先日、都内でビルを2棟持つオーナー社長からこんな相談を受けました。「うちのビル、2室ほど空いてるんですが、相続税に関係しますか?」——この一言に、実はとても深い問題が隠れています。

空室があるだけで、相続税の評価額が大きく跳ね上がる可能性があるんです。今日はそのメカニズムと、知っておくべき対策をお話しします。

「賃貸割合」が評価額を直撃する理由

不動産の相続税評価は、単純に「土地・建物の価値がいくらか」だけでは決まりません。そのビルが実際に賃貸に使われているかどうか、つまり賃貸割合によって、評価額が大きく変わってくるんです。

賃貸割合とは、簡単に言えば「全室のうち何割が入居者のいる状態か」を示す数字です。この割合が高いほど、相続税の評価額を下げる「借家権割合」という仕組みが最大限に機能します。

借家権割合は全国一律30%。満室の状態であれば、建物評価額からまるごとこの30%分が減額される計算になります。

1億円のビルが4,000万円圧縮されるケース

少し具体的に考えてみましょう。評価額1億円の賃貸ビルがあるとします。

土地については「貸家建付地」として評価減が適用され、建物については借家権割合30%が減額されます。これらを組み合わせると、条件次第で最大約4,000万円の圧縮が可能になるケースがあるんです。

これが満室の場合の話。では空室があるとどうなるか。

10室のうち2室が空いているとすると、賃貸割合は80%になります。借家権割合の恩恵も80%分しか受けられず、残り20%は「賃貸に使っていない部分」として評価されます。たった2室の空きが、数百万円単位で評価額を押し上げることもあるんです。

「一時的な入居」には落とし穴がある

ここで焦って「じゃあ相続が起きる直前に入居者を入れればいい」と考える方もいます。しかし、この発想には大きなリスクがあります。

税務署は、賃貸の「継続性」と「実態」を重視します。相続直前に突然入居者が現れ、相続後すぐに退去するような状況は、賃貸の実態なしと判断され、評価減を否認されるケースがあるんです。

過去の税務調査でも、「賃貸借契約はあるが実態が伴っていない」として、減額が認められなかった事例が複数あります。書類だけ整えても意味がなく、実際の入退去や賃料の受け渡しが継続的に行われていることが求められます。

相続対策は「今の賃貸経営」から始まる

では、正しい対策とは何か。答えはシンプルです。相続が発生する前から、継続的な賃貸実態を作り続けることです。

具体的には、以下のような取り組みが有効です。

  • 空室期間をできるだけ短くするための入居者募集強化
  • 賃料設定の見直しによる競争力の回復
  • 管理会社との連携で稼働率を高める運営体制の整備

とはいえ、これらはあくまで「継続的な賃貸経営の一環」として行うことが大前提。節税目的だけの一時的な対応は、むしろリスクを高めます。

オーナー社長が今すぐ確認すべきこと

賃貸物件を持っている社長に、ぜひ今日確認してほしいことがあります。それは現時点の賃貸割合が何%かという数字です。

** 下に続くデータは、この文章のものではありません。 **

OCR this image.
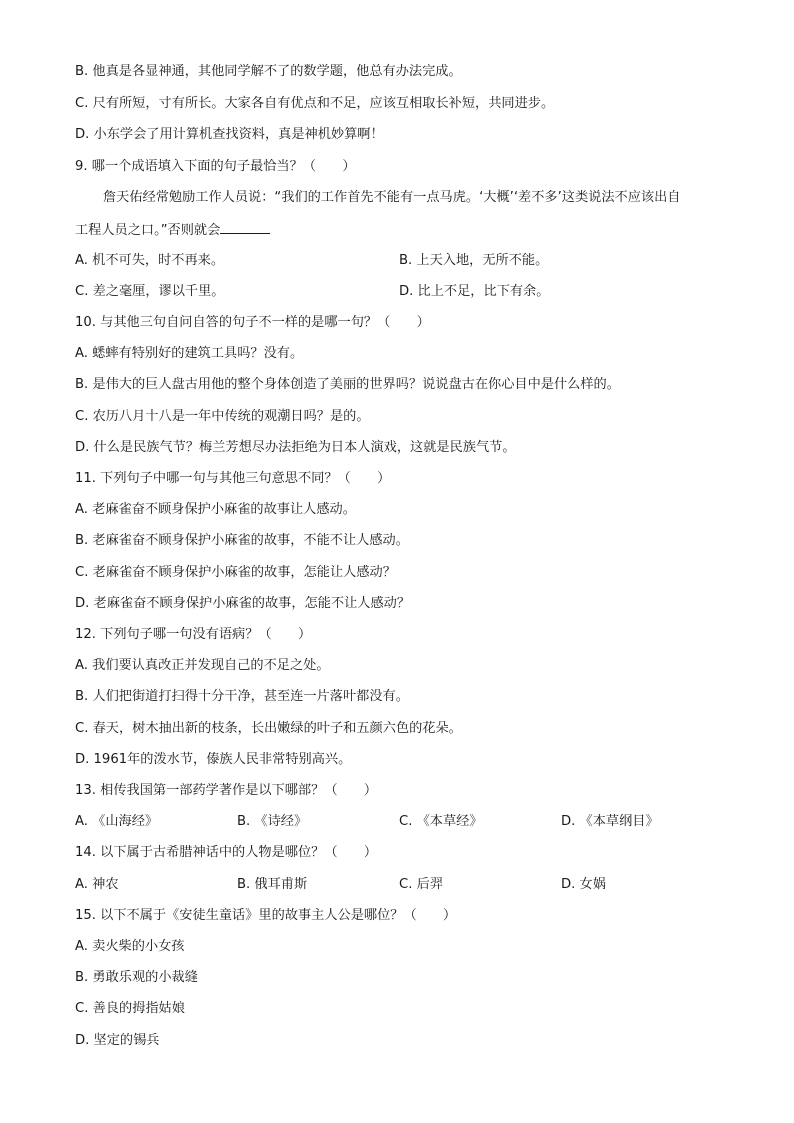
B. 他真是各显神通，其他同学解不了的数学题，他总有办法完成。
C. 尺有所短，寸有所长。大家各自有优点和不足，应该互相取长补短，共同进步。
D. 小东学会了用计算机查找资料，真是神机妙算啊！
9. 哪一个成语填入下面的句子最恰当？（　　）
詹天佑经常勉励工作人员说：“我们的工作首先不能有一点马虎。‘大概’‘差不多’这类说法不应该出自
工程人员之口。”否则就会
A. 机不可失，时不再来。	B. 上天入地，无所不能。
C. 差之毫厘，谬以千里。	D. 比上不足，比下有余。
10. 与其他三句自问自答的句子不一样的是哪一句？（　　）
A. 蟋蟀有特别好的建筑工具吗？没有。
B. 是伟大的巨人盘古用他的整个身体创造了美丽的世界吗？说说盘古在你心目中是什么样的。
C. 农历八月十八是一年中传统的观潮日吗？是的。
D. 什么是民族气节？梅兰芳想尽办法拒绝为日本人演戏，这就是民族气节。
11. 下列句子中哪一句与其他三句意思不同？（　　）
A. 老麻雀奋不顾身保护小麻雀的故事让人感动。
B. 老麻雀奋不顾身保护小麻雀的故事，不能不让人感动。
C. 老麻雀奋不顾身保护小麻雀的故事，怎能让人感动？
D. 老麻雀奋不顾身保护小麻雀的故事，怎能不让人感动？
12. 下列句子哪一句没有语病？（　　）
A. 我们要认真改正并发现自己的不足之处。
B. 人们把街道打扫得十分干净，甚至连一片落叶都没有。
C. 春天，树木抽出新的枝条，长出嫩绿的叶子和五颜六色的花朵。
D. 1961年的泼水节，傣族人民非常特别高兴。
13. 相传我国第一部药学著作是以下哪部？（　　）
A. 《山海经》	B. 《诗经》	C. 《本草经》	D. 《本草纲目》
14. 以下属于古希腊神话中的人物是哪位？（　　）
A. 神农	B. 俄耳甫斯	C. 后羿	D. 女娲
15. 以下不属于《安徒生童话》里的故事主人公是哪位？（　　）
A. 卖火柴的小女孩
B. 勇敢乐观的小裁缝
C. 善良的拇指姑娘
D. 坚定的锡兵
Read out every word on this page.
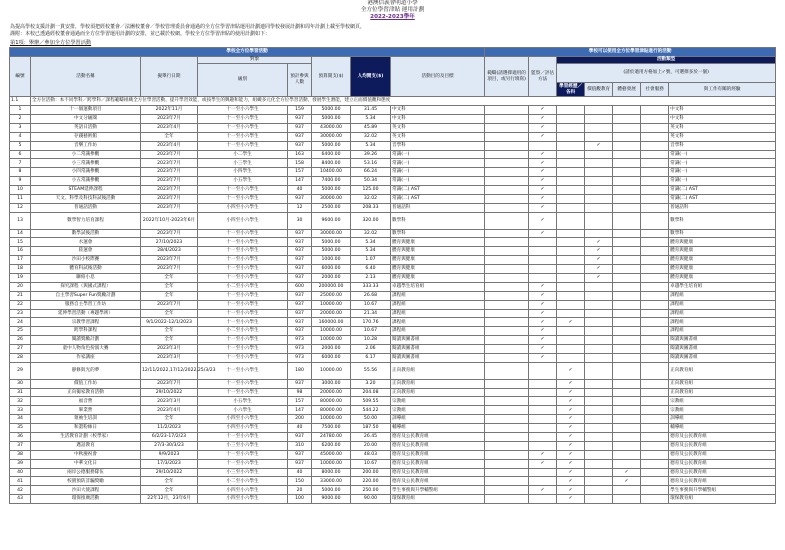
港澳信義會明道小學
全方位學習津貼 運用計劃
2022-2023學年
為提高學校支援計劃一貫安排，學校須把經校董會／法團校董會／學校管理委員會通過的全方位學習津貼運用計劃連同學校發展計劃和周年計劃上載至學校網頁，
謹附：本校已透過經校董會通過而全方位學習運用計劃的安排，並已載於校網。學校全方位學習津貼的使用計劃如下：
第1項：舉辦／參加全方位學習活動
學校全方位學習活動								學校可以使用全方位學習津貼進行的活動							
編號	活動名稱	擬舉行日期	對象		預算開支($)	人均開支($)	活動目的及目標	範疇(請選擇適用的項目，或另行填寫)	監察／評估方法	活動類型	
			級別	預計參與人數						(請於適用方格加上✓號，可選擇多於一個)					
										學習經歷／各科	價值觀教育	體藝發展	社會服務	與工作有關的經驗	
1.1	全方位活動：本不同學科／跨學科／課程範疇組織全方位學習活動，提升學習效能，或按學生的興趣和能力，組織多元化全方位學習活動，發展學生潛能，建立正面價值觀和態度														
1	十一個運動項目	2022年11月	十一至小六學生	159	5000.00	31.45	中文科		✓					中文科	
2	中文分級閱	2023年7月	十一至小六學生	937	5000.00	5.34	中文科		✓					中文科	
3	英語日活動	2023年4月	十一至小六學生	937	43000.00	45.89	英文科		✓					英文科	
4	存錢藝術館	全年	十一至小六學生	937	30000.00	32.02	英文科		✓					英文科	
5	音樂工作坊	2023年4月	十一至小六學生	937	5000.00	5.34	音學科				✓			音學科	
6	小二常識參觀	2023年7月	小二學生	163	6400.00	39.26	常識(一)		✓					常識(一)	
7	小三常識參觀	2023年7月	小三學生	158	8400.00	53.16	常識(一)		✓					常識(一)	
8	小四常識參觀	2023年7月	小四學生	157	10400.00	66.24	常識(一)		✓					常識(一)	
9	小五常識參觀	2023年7月	小五學生	147	7400.00	50.34	常識(一)		✓					常識(一)	
10	STEAM延伸課程	2023年7月	十一至小六學生	40	5000.00	125.00	常識(二) AST		✓					常識(二) AST	
11	天文、科學及科技科試後活動	2023年7月	十一至小六學生	937	30000.00	32.02	常識(二) AST		✓					常識(二) AST	
12	普通話活動	2023年7月	小四至小六學生	12	2500.00	208.33	普通話科		✓					普通話科	
13	數學智力培育課程	2022年10月-2023年6月	小四至小六學生	30	9600.00	320.00	數學科		✓					數學科	
14	數學試後活動	2023年7月	十一至小六學生	937	30000.00	32.02	數學科		✓					數學科	
15	水運會	27/10/2023	十一至小六學生	937	5000.00	5.34	體育與健康				✓			體育與健康	
16	陸運會	28/4/2023	十一至小六學生	937	5000.00	5.34	體育與健康				✓			體育與健康	
17	沙田小校際賽	2023年7月	十一至小六學生	937	1000.00	1.07	體育與健康				✓			體育與健康	
18	體育科試後活動	2023年7月	十一至小六學生	937	6000.00	6.40	體育與健康				✓			體育與健康	
19	聯絡小息	全年	十一至小六學生	937	2000.00	2.13	體育與健康				✓			體育與健康	
20	探究課程（與國式課程）	全年	小二至小六學生	600	200000.00	333.33	卓越學生培育組		✓					卓越學生培育組	
21	自主學習Super Fun獎勵計劃	全年	十一至小六學生	937	25000.00	26.68	課程組		✓					課程組	
22	服務自主學習工作坊	2023年7月	十一至小六學生	937	10000.00	10.67	課程組		✓					課程組	
23	延伸學習活動（專題學術）	全年	十一至小六學生	937	20000.00	21.34	課程組		✓					課程組	
24	宗教學習課程	9/1/2022-12/1/2023	十一至小六學生	937	160000.00	170.76	課程組		✓	✓				課程組	
25	跨學科課程	全年	小二至小六學生	937	10000.00	10.67	課程組		✓					課程組	
26	閱讀獎勵計劃	全年	十一至小六學生	973	10000.00	10.28	閱讀與圖書組		✓					閱讀與圖書組	
27	童中人物角色扮演大賽	2023年3月	十一至小六學生	973	2000.00	2.06	閱讀與圖書組		✓					閱讀與圖書組	
28	作家講座	2023年3月	十一至小六學生	973	6000.00	6.17	閱讀與圖書組		✓					閱讀與圖書組	
29	靜修與光的夢	12/11/2022,17/12/2022,25/3/23	十一至小六學生	180	10000.00	55.56	正向教育組			✓				正向教育組	
30	價值工作坊	2023年7月	十一至小六學生	937	3000.00	3.20	正向教育組			✓				正向教育組	
31	正向獨家教育活動	29/10/2022	十一至小六學生	98	20000.00	204.08	正向教育組			✓				正向教育組	
32	福音營	2023年3月	小五學生	157	80000.00	509.55	宗教組			✓				宗教組	
33	畢業營	2023年4月	小六學生	147	80000.00	544.22	宗教組			✓				宗教組	
34	領袖生培訓	全年	小四至小六學生	200	10000.00	50.00	訓導組			✓				訓導組	
35	和諧粉絲日	11/2/2023	小四至小六學生	40	7500.00	187.50	輔導組			✓				輔導組	
36	生活教育計劃（校學家）	6/2/23-17/2/23	十一至小六學生	937	24780.00	26.45	德育及公民教育組			✓				德育及公民教育組	
37	邁話教育	27/3-30/3/23	小三至小六學生	310	6200.00	20.00	德育及公民教育組			✓				德育及公民教育組	
38	中秋慶祝會	9/9/2023	十一至小六學生	937	45000.00	48.03	德育及公民教育組		✓	✓				德育及公民教育組	
39	中華文化日	17/3/2023	十一至小六學生	937	10000.00	10.67	德育及公民教育組		✓	✓				德育及公民教育組	
40	兩岸公德服務隊伍	29/10/2022	小三至小六學生	40	8000.00	200.00	德育及公民教育組			✓		✓		德育及公民教育組	
41	校園預防詐騙獎勵	全年	小二至小六學生	150	33000.00	220.00	德育及公民教育組			✓		✓		德育及公民教育組	
42	沙田大使課程	全年	小四至小六學生	20	5000.00	250.00	學生事務與升學輔警組		✓	✓				學生事務與升學輔警組	
43	環保推廣活動	22年12月，23年6月	小四至小六學生	100	9000.00	90.00	環保教育組			✓				環保教育組	
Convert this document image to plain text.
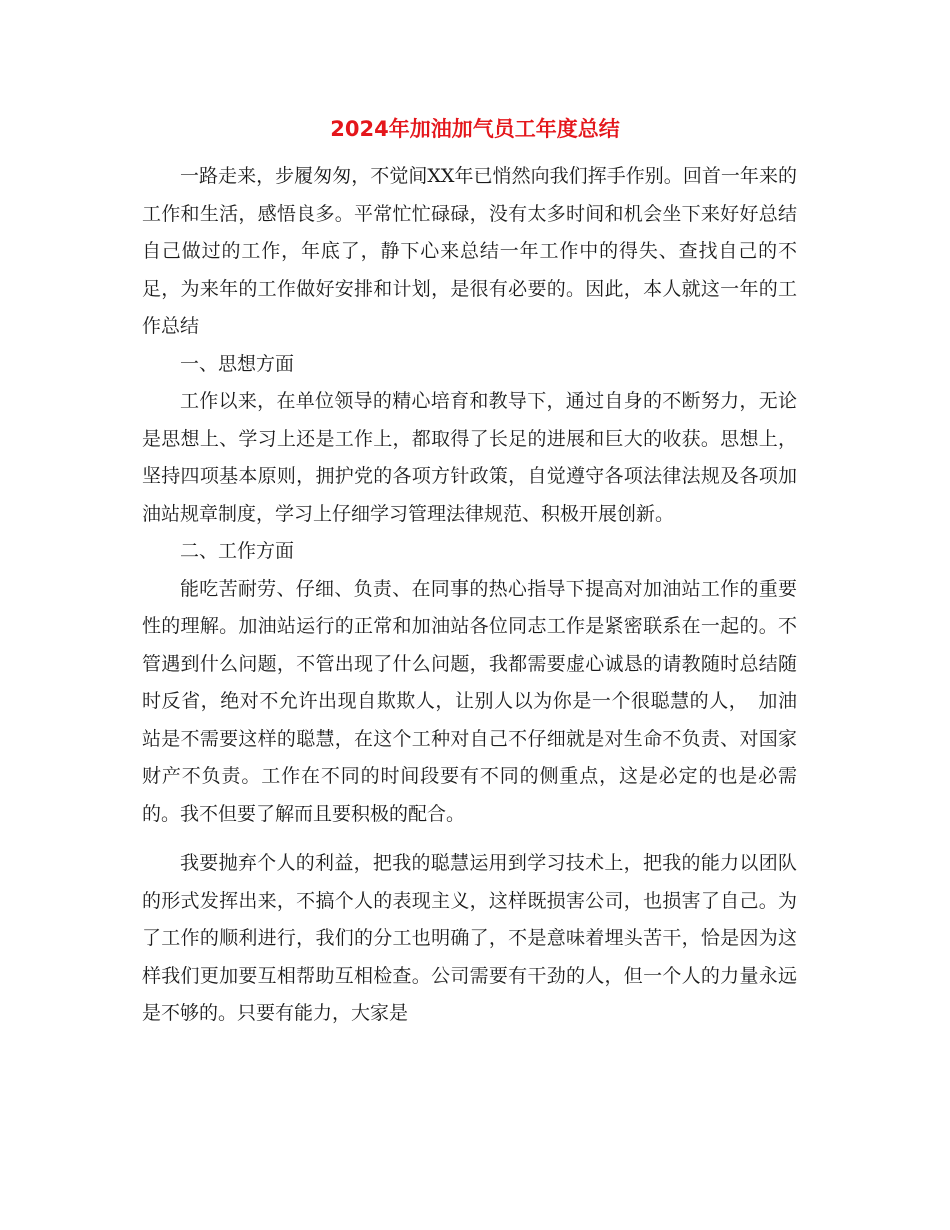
2024年加油加气员工年度总结

一路走来，步履匆匆，不觉间XX年已悄然向我们挥手作别。回首一年来的工作和生活，感悟良多。平常忙忙碌碌，没有太多时间和机会坐下来好好总结自己做过的工作，年底了，静下心来总结一年工作中的得失、查找自己的不足，为来年的工作做好安排和计划，是很有必要的。因此，本人就这一年的工作总结

一、思想方面

工作以来，在单位领导的精心培育和教导下，通过自身的不断努力，无论是思想上、学习上还是工作上，都取得了长足的进展和巨大的收获。思想上，坚持四项基本原则，拥护党的各项方针政策，自觉遵守各项法律法规及各项加油站规章制度，学习上仔细学习管理法律规范、积极开展创新。

二、工作方面

能吃苦耐劳、仔细、负责、在同事的热心指导下提高对加油站工作的重要性的理解。加油站运行的正常和加油站各位同志工作是紧密联系在一起的。不管遇到什么问题，不管出现了什么问题，我都需要虚心诚恳的请教随时总结随时反省，绝对不允许出现自欺欺人，让别人以为你是一个很聪慧的人，　加油站是不需要这样的聪慧，在这个工种对自己不仔细就是对生命不负责、对国家财产不负责。工作在不同的时间段要有不同的侧重点，这是必定的也是必需的。我不但要了解而且要积极的配合。

我要抛弃个人的利益，把我的聪慧运用到学习技术上，把我的能力以团队的形式发挥出来，不搞个人的表现主义，这样既损害公司，也损害了自己。为了工作的顺利进行，我们的分工也明确了，不是意味着埋头苦干，恰是因为这样我们更加要互相帮助互相检查。公司需要有干劲的人，但一个人的力量永远是不够的。只要有能力，大家是
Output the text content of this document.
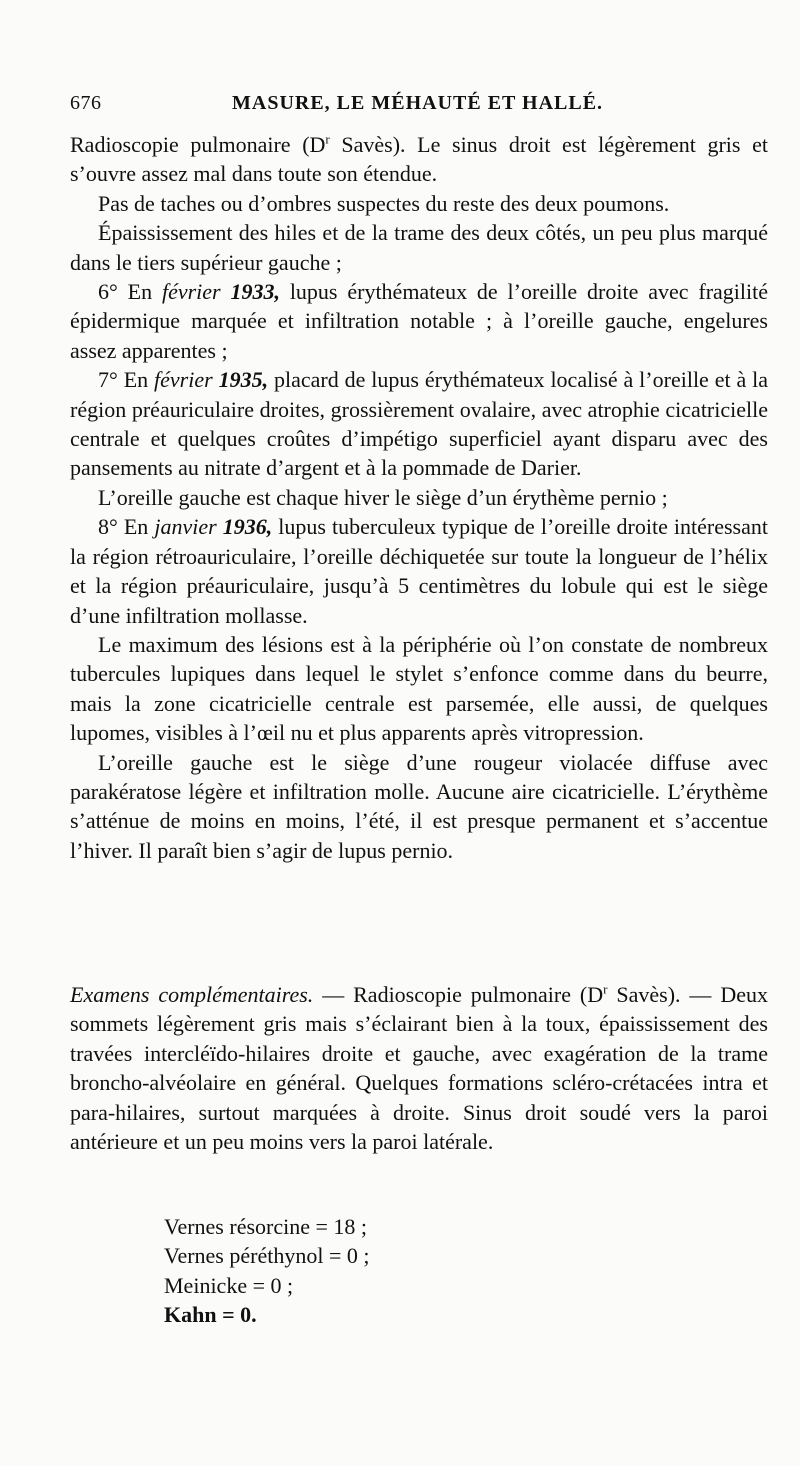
676	MASURE, LE MÉHAUTÉ ET HALLÉ.

Radioscopie pulmonaire ($D^r$ Savès). Le sinus droit est légèrement gris et s’ouvre assez mal dans toute son étendue.

Pas de taches ou d’ombres suspectes du reste des deux poumons.

Épaississement des hiles et de la trame des deux côtés, un peu plus marqué dans le tiers supérieur gauche ;

6° En février 1933, lupus érythémateux de l’oreille droite avec fragilité épidermique marquée et infiltration notable ; à l’oreille gauche, engelures assez apparentes ;

7° En février 1935, placard de lupus érythémateux localisé à l’oreille et à la région préauriculaire droites, grossièrement ovalaire, avec atrophie cicatricielle centrale et quelques croûtes d’impétigo superficiel ayant disparu avec des pansements au nitrate d’argent et à la pommade de Darier.

L’oreille gauche est chaque hiver le siège d’un érythème pernio ;

8° En janvier 1936, lupus tuberculeux typique de l’oreille droite intéressant la région rétroauriculaire, l’oreille déchiquetée sur toute la longueur de l’hélix et la région préauriculaire, jusqu’à 5 centimètres du lobule qui est le siège d’une infiltration mollasse.

Le maximum des lésions est à la périphérie où l’on constate de nombreux tubercules lupiques dans lequel le stylet s’enfonce comme dans du beurre, mais la zone cicatricielle centrale est parsemée, elle aussi, de quelques lupomes, visibles à l’œil nu et plus apparents après vitropression.

L’oreille gauche est le siège d’une rougeur violacée diffuse avec parakératose légère et infiltration molle. Aucune aire cicatricielle. L’érythème s’atténue de moins en moins, l’été, il est presque permanent et s’accentue l’hiver. Il paraît bien s’agir de lupus pernio.

Examens complémentaires. — Radioscopie pulmonaire ($D^r$ Savès). — Deux sommets légèrement gris mais s’éclairant bien à la toux, épaississement des travées intercléïdo-hilaires droite et gauche, avec exagération de la trame broncho-alvéolaire en général. Quelques formations scléro-crétacées intra et para-hilaires, surtout marquées à droite. Sinus droit soudé vers la paroi antérieure et un peu moins vers la paroi latérale.

Vernes résorcine = 18 ;
Vernes péréthynol = 0 ;
Meinicke = 0 ;
Kahn = 0.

もし80%を下回っているなら、相続税の試算をしてみる価値があります。満室時と空室時の評価額の差を比べるだけで、空室対策に投じるコストと節税効果のバランスが見えてきます。

不動産の相続対策は、株や保険と違って「すぐに動ける」ものではありません。入居者を確保するにも数ヶ月かかりますし、継続的な賃貸実態を作るには年単位の時間が必要です。だからこそ、元気なうちに、早めに手を打つことが重要なんです。

賃貸ビルやマンションを持っているなら、一度、担当の税理士や不動産の専門家に「賃貸割合と相続税評価の関係」を相談してみてください。空室を放置したまま、気づかないうちに相続税を払いすぎている——そんな状況だけは避けてほしいと思います。

※本記事は一般的な情報提供を目的としています。具体的な税務判断は税理士にご相談ください。